In Demographics and the Tough Choices Ahead earlier in the week, we made the case that tough choices will need to be made about whether the US labor forces chooses to work on bridges or retail because there simply won’t be enough people to do both.
A few days after our post, a bridge in Pittsburgh collapsed and luckily no one was killed but it won’t be the last bridge to collapse.
To Hota GangaRao, the repeated poor ratings and deterioration of the 52-year-old bridge deck are definite warning signs. Mr. GangaRao, an engineering professor and director of the Constructed Facilities Center at West Virginia University, said a bridge with proper maintenance should last much longer than 50 years.
Pittsburgh Post Gazette
In our earlier post we also promised to review some infrastructure investment opportunities and here is our opinion.
PWR – Qanta Services, While this company has been growing phenomenally well over the past few years and one of our top picks, the stock seems a bit over valued right now.
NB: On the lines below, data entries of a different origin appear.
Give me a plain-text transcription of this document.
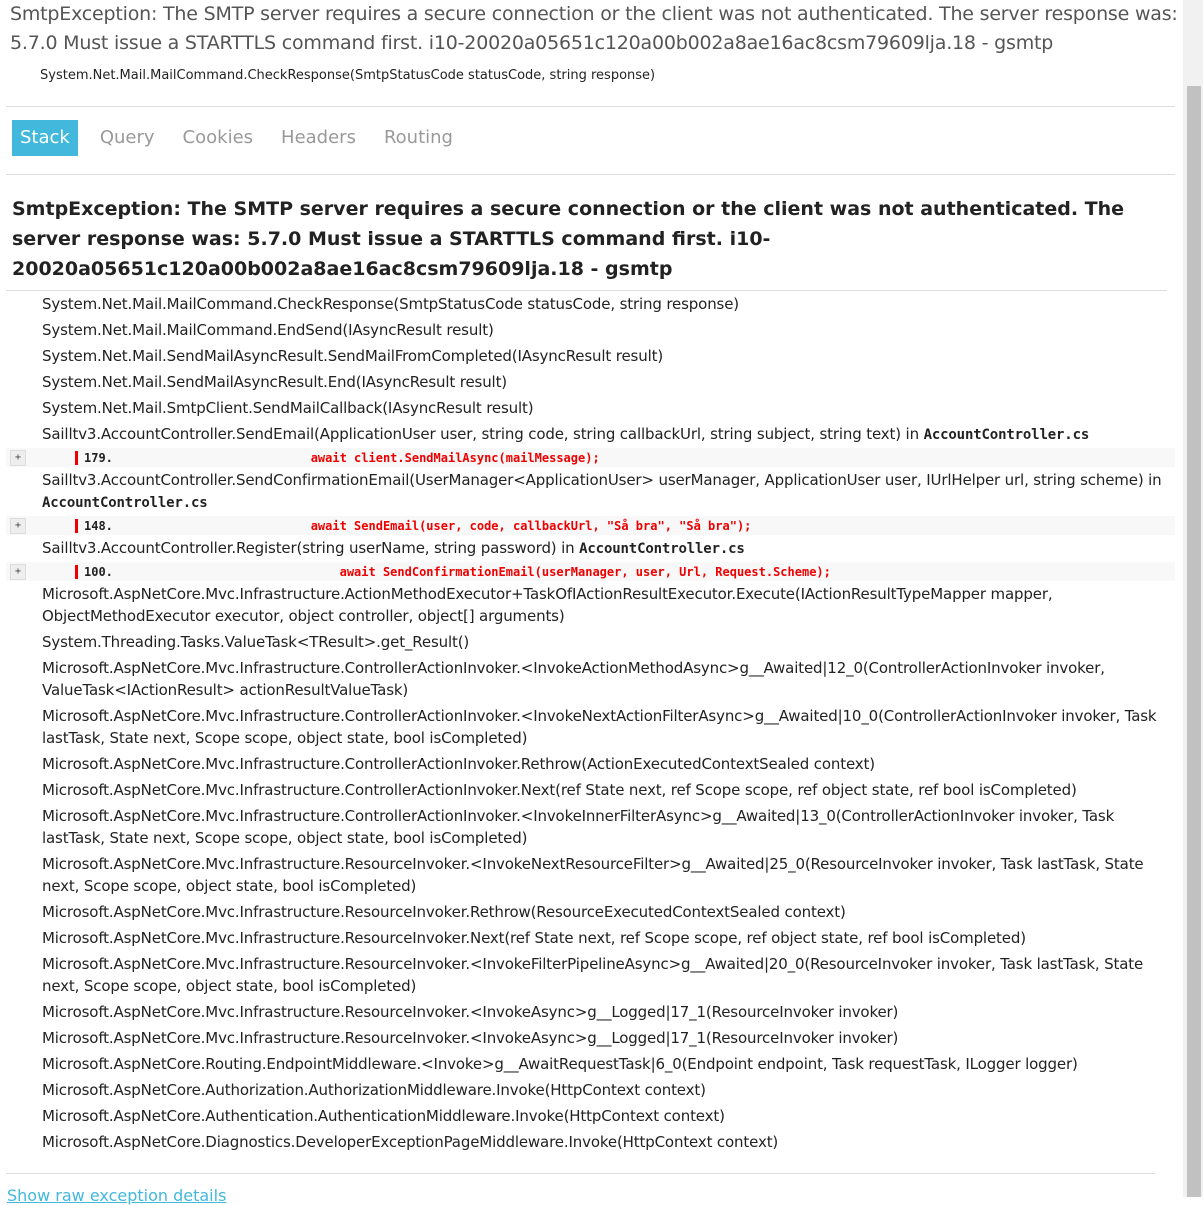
SmtpException: The SMTP server requires a secure connection or the client was not authenticated. The server response was: 5.7.0 Must issue a STARTTLS command first. i10-20020a05651c120a00b002a8ae16ac8csm79609lja.18 - gsmtp
System.Net.Mail.MailCommand.CheckResponse(SmtpStatusCode statusCode, string response)
Stack	Query	Cookies	Headers	Routing
SmtpException: The SMTP server requires a secure connection or the client was not authenticated. The server response was: 5.7.0 Must issue a STARTTLS command first. i10-20020a05651c120a00b002a8ae16ac8csm79609lja.18 - gsmtp
System.Net.Mail.MailCommand.CheckResponse(SmtpStatusCode statusCode, string response)
System.Net.Mail.MailCommand.EndSend(IAsyncResult result)
System.Net.Mail.SendMailAsyncResult.SendMailFromCompleted(IAsyncResult result)
System.Net.Mail.SendMailAsyncResult.End(IAsyncResult result)
System.Net.Mail.SmtpClient.SendMailCallback(IAsyncResult result)
Sailltv3.AccountController.SendEmail(ApplicationUser user, string code, string callbackUrl, string subject, string text) in AccountController.cs
+	179.	await client.SendMailAsync(mailMessage);
Sailltv3.AccountController.SendConfirmationEmail(UserManager<ApplicationUser> userManager, ApplicationUser user, IUrlHelper url, string scheme) in AccountController.cs
+	148.	await SendEmail(user, code, callbackUrl, "Så bra", "Så bra");
Sailltv3.AccountController.Register(string userName, string password) in AccountController.cs
+	100.	await SendConfirmationEmail(userManager, user, Url, Request.Scheme);
Microsoft.AspNetCore.Mvc.Infrastructure.ActionMethodExecutor+TaskOfIActionResultExecutor.Execute(IActionResultTypeMapper mapper, ObjectMethodExecutor executor, object controller, object[] arguments)
System.Threading.Tasks.ValueTask<TResult>.get_Result()
Microsoft.AspNetCore.Mvc.Infrastructure.ControllerActionInvoker.<InvokeActionMethodAsync>g__Awaited|12_0(ControllerActionInvoker invoker, ValueTask<IActionResult> actionResultValueTask)
Microsoft.AspNetCore.Mvc.Infrastructure.ControllerActionInvoker.<InvokeNextActionFilterAsync>g__Awaited|10_0(ControllerActionInvoker invoker, Task lastTask, State next, Scope scope, object state, bool isCompleted)
Microsoft.AspNetCore.Mvc.Infrastructure.ControllerActionInvoker.Rethrow(ActionExecutedContextSealed context)
Microsoft.AspNetCore.Mvc.Infrastructure.ControllerActionInvoker.Next(ref State next, ref Scope scope, ref object state, ref bool isCompleted)
Microsoft.AspNetCore.Mvc.Infrastructure.ControllerActionInvoker.<InvokeInnerFilterAsync>g__Awaited|13_0(ControllerActionInvoker invoker, Task lastTask, State next, Scope scope, object state, bool isCompleted)
Microsoft.AspNetCore.Mvc.Infrastructure.ResourceInvoker.<InvokeNextResourceFilter>g__Awaited|25_0(ResourceInvoker invoker, Task lastTask, State next, Scope scope, object state, bool isCompleted)
Microsoft.AspNetCore.Mvc.Infrastructure.ResourceInvoker.Rethrow(ResourceExecutedContextSealed context)
Microsoft.AspNetCore.Mvc.Infrastructure.ResourceInvoker.Next(ref State next, ref Scope scope, ref object state, ref bool isCompleted)
Microsoft.AspNetCore.Mvc.Infrastructure.ResourceInvoker.<InvokeFilterPipelineAsync>g__Awaited|20_0(ResourceInvoker invoker, Task lastTask, State next, Scope scope, object state, bool isCompleted)
Microsoft.AspNetCore.Mvc.Infrastructure.ResourceInvoker.<InvokeAsync>g__Logged|17_1(ResourceInvoker invoker)
Microsoft.AspNetCore.Mvc.Infrastructure.ResourceInvoker.<InvokeAsync>g__Logged|17_1(ResourceInvoker invoker)
Microsoft.AspNetCore.Routing.EndpointMiddleware.<Invoke>g__AwaitRequestTask|6_0(Endpoint endpoint, Task requestTask, ILogger logger)
Microsoft.AspNetCore.Authorization.AuthorizationMiddleware.Invoke(HttpContext context)
Microsoft.AspNetCore.Authentication.AuthenticationMiddleware.Invoke(HttpContext context)
Microsoft.AspNetCore.Diagnostics.DeveloperExceptionPageMiddleware.Invoke(HttpContext context)
Show raw exception details
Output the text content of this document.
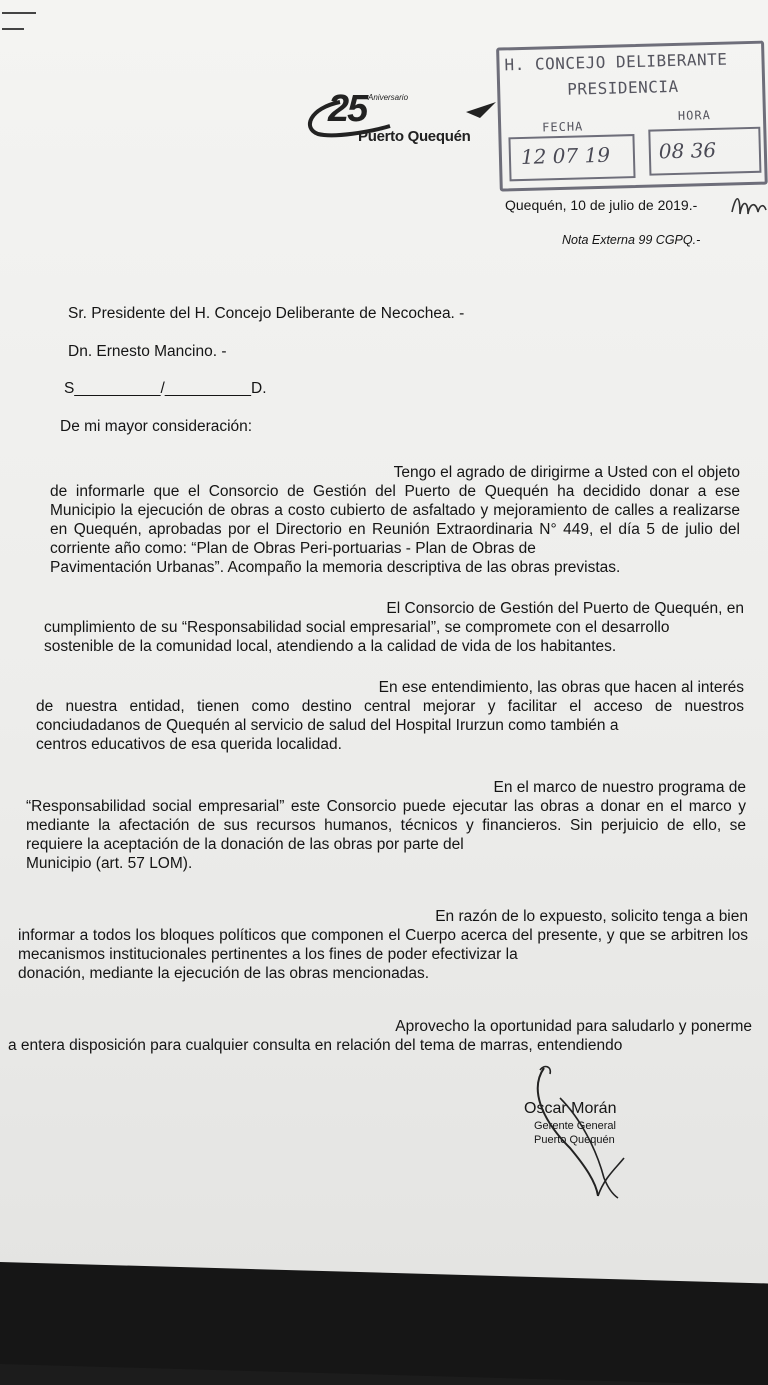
25 Aniversario
Puerto Quequén
H. CONCEJO DELIBERANTE
PRESIDENCIA
FECHA
HORA
12 07 19 08 36
Quequén, 10 de julio de 2019.-
Nota Externa 99 CGPQ.-
Sr. Presidente del H. Concejo Deliberante de Necochea. -
Dn. Ernesto Mancino. -
S__________/__________D.
De mi mayor consideración:
Tengo el agrado de dirigirme a Usted con el objeto
de informarle que el Consorcio de Gestión del Puerto de Quequén ha decidido donar a ese Municipio la ejecución de obras a costo cubierto de asfaltado y mejoramiento de calles a realizarse en Quequén, aprobadas por el Directorio en Reunión Extraordinaria N° 449, el día 5 de julio del corriente año como: “Plan de Obras Peri-portuarias - Plan de Obras de
Pavimentación Urbanas”. Acompaño la memoria descriptiva de las obras previstas.
El Consorcio de Gestión del Puerto de Quequén, en
cumplimiento de su “Responsabilidad social empresarial”, se compromete con el desarrollo
sostenible de la comunidad local, atendiendo a la calidad de vida de los habitantes.
En ese entendimiento, las obras que hacen al interés
de nuestra entidad, tienen como destino central mejorar y facilitar el acceso de nuestros conciudadanos de Quequén al servicio de salud del Hospital Irurzun como también a
centros educativos de esa querida localidad.
En el marco de nuestro programa de
“Responsabilidad social empresarial” este Consorcio puede ejecutar las obras a donar en el marco y mediante la afectación de sus recursos humanos, técnicos y financieros. Sin perjuicio de ello, se requiere la aceptación de la donación de las obras por parte del
Municipio (art. 57 LOM).
En razón de lo expuesto, solicito tenga a bien
informar a todos los bloques políticos que componen el Cuerpo acerca del presente, y que se arbitren los mecanismos institucionales pertinentes a los fines de poder efectivizar la
donación, mediante la ejecución de las obras mencionadas.
Aprovecho la oportunidad para saludarlo y ponerme
a entera disposición para cualquier consulta en relación del tema de marras, entendiendo
Oscar Morán
Gerente General
Puerto Quequén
If it dips to the $80s we may pick up some shares.
MTZ – Mastec seems to be poised to grow and perform well if any infrastructure bill is passed and reasonably priced but unfortunately it doesn’t pay a dividend.
DY – Dycom Industries is another stock that seems a bit over valued for our interests but if it drops below $70 it may be another value play but like MTZ it doesn’t pay a dividend.
CMI – Cummins Inc is a bonus stock we came across that while not specifically tied to construction and engineering, the firm does manufacture heavy equipment used in infrastructure and this firm pays a dividend. We will pick up shares of this firm if it dips below $200/share.
Of the four infrastructure plays we researched, PWR was the ideal candidate but, in our opinion, is currently over valued at the moment so we’ll just continue to wait for the right opportunity and may add CMI if it dips below $200.